Monday, Jan. 20, 1958
U.S. Planes Over Russia?
The Strategic Air Command's 2,000-odd B-47 medium-jet bombers and hundreds of heavy 6-52 intercontinental jet bombers hold an overwhelming power margin over the U.S.S.R., reported the monthly Missiles and Rockets magazine last week. The proof, said M. and R., is that SAC aircraft are conducting "numerous and continuing" reconnaissance missions over the U.S.S.R., and the Russians have not been able to stop them. "It is true that modern Russian fighters attack our bombers with major advantages of altitude, speed and maneuverability. It is also true that they score hits.

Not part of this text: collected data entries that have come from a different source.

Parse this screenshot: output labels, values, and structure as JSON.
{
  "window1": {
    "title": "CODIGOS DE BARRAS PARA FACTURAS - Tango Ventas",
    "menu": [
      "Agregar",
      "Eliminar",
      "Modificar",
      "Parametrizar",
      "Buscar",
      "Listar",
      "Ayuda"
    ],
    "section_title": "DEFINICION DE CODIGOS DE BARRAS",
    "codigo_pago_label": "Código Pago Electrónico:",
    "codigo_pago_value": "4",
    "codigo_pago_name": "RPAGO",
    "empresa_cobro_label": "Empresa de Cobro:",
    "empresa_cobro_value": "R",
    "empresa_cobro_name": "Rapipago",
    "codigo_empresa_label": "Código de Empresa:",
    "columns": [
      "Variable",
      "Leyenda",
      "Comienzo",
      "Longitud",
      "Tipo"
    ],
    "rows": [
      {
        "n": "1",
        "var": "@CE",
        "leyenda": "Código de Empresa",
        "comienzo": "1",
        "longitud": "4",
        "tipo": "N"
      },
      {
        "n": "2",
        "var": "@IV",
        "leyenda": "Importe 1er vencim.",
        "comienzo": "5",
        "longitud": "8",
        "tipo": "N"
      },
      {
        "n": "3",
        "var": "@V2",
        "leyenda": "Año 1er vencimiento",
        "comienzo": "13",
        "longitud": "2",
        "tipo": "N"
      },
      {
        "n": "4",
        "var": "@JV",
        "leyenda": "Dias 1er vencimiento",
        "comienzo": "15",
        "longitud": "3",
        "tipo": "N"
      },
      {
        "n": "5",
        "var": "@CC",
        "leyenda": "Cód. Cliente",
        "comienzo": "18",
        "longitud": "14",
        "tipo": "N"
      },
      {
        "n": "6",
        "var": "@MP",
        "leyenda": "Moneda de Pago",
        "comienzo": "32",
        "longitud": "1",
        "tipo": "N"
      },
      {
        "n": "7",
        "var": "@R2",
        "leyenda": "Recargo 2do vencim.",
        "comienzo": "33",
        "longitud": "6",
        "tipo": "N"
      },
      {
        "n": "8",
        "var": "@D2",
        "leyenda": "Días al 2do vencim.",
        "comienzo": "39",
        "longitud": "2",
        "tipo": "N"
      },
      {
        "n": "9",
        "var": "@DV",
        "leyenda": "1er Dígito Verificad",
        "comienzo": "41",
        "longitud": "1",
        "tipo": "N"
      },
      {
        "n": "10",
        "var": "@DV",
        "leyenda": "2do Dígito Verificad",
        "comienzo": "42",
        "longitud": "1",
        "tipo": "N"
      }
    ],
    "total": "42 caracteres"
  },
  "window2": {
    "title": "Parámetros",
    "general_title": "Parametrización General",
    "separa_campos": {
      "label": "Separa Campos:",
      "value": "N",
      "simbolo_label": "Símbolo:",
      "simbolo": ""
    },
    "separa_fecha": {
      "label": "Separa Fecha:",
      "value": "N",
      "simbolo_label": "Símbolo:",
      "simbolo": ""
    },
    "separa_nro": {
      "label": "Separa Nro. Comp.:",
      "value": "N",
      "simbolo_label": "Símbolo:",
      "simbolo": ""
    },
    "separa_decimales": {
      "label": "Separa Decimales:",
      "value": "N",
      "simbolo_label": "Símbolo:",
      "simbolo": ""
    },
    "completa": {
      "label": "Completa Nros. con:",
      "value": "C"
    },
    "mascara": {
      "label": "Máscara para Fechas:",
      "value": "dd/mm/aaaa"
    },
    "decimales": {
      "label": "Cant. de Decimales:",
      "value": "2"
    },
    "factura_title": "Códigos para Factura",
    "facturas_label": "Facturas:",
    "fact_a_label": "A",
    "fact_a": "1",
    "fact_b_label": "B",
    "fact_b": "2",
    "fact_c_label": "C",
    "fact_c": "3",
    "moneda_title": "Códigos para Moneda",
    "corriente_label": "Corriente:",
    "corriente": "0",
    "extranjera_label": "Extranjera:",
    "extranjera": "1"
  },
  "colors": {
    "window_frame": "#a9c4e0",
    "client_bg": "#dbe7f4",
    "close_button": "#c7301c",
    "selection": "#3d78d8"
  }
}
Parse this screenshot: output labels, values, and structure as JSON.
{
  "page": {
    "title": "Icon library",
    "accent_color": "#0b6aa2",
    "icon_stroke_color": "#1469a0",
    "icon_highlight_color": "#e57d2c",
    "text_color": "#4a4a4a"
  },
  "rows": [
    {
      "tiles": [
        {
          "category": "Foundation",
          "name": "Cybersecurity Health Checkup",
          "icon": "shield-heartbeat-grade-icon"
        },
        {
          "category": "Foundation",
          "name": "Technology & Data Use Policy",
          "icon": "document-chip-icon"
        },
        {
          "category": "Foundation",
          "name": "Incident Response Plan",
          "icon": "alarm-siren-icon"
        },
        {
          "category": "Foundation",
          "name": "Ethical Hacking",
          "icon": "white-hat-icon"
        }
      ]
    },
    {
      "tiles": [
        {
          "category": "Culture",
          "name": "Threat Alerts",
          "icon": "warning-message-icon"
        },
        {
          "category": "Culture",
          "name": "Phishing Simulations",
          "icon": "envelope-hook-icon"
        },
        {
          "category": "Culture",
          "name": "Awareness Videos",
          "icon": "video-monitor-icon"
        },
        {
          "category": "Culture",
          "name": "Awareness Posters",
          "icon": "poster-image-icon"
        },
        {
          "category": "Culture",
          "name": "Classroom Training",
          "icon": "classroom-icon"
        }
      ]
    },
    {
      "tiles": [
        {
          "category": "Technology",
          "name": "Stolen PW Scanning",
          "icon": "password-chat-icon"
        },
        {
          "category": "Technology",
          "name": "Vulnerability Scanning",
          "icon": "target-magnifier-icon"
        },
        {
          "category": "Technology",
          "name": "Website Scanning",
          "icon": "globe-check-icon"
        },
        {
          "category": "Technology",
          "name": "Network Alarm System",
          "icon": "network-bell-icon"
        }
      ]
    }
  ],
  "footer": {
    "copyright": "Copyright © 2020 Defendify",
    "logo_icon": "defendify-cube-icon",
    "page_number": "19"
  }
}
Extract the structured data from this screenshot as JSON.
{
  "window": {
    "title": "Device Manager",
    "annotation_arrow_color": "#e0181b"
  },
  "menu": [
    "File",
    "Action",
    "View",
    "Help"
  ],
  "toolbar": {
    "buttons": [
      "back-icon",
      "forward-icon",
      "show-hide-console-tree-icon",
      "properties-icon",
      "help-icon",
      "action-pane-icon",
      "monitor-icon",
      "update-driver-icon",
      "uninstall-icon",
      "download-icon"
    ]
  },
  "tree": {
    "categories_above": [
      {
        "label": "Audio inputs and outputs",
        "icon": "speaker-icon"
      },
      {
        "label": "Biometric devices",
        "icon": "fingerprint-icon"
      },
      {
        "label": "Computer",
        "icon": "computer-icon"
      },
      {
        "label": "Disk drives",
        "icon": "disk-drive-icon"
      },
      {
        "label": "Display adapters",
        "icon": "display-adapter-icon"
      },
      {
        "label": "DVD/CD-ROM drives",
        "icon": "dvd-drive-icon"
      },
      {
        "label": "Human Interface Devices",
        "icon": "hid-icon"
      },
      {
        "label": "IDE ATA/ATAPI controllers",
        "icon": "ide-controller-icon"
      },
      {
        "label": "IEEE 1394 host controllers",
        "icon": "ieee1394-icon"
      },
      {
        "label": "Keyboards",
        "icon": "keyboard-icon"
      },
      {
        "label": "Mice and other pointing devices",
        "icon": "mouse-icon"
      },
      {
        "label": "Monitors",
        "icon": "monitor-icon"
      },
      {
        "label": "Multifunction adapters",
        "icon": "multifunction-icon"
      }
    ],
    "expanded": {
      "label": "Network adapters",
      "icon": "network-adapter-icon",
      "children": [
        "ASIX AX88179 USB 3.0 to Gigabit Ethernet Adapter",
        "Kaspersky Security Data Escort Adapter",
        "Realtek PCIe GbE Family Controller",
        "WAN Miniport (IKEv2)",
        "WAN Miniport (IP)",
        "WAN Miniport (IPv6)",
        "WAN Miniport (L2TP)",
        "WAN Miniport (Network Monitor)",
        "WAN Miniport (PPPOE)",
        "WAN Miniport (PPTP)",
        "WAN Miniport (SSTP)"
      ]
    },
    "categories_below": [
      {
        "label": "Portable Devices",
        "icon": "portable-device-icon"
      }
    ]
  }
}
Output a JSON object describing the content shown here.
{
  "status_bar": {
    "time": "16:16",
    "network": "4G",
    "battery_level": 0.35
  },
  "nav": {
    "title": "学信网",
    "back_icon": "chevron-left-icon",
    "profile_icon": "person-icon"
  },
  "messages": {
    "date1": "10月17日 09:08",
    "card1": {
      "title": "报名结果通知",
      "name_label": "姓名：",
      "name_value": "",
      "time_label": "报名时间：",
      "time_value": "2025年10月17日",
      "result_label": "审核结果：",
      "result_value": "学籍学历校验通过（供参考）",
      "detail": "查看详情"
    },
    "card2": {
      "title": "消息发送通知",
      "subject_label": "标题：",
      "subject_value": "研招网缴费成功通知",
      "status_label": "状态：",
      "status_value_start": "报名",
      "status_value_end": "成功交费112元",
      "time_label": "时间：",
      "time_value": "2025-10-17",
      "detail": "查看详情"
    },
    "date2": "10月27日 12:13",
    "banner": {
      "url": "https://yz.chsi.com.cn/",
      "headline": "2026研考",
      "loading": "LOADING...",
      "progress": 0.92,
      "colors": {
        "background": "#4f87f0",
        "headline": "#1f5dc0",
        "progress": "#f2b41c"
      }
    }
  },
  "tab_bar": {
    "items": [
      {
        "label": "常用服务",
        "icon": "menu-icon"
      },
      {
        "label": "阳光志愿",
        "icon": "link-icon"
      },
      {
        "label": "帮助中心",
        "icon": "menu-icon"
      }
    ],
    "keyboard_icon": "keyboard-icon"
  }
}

But so far no attacks have been made by the Russians with missiles, either because they don't have antiaircraft missiles that are operational or because the Reds don't want to tip their hand. In any case, U.S. radar and photographic mapping missions over the Russian land mass continue with a fair degree of success and immunity. This indicates that in the event of an all-out situation, SAC bombers would get through in high enough proportion to result in a major catastrophe to the Soviet Union. The Kremlin knows this."
M. and R.'s report, reprinted by such European newspapers as Rome's La Stampa, and in the U.S. by the Christian Science Monitor, brought a denial from the Air Force.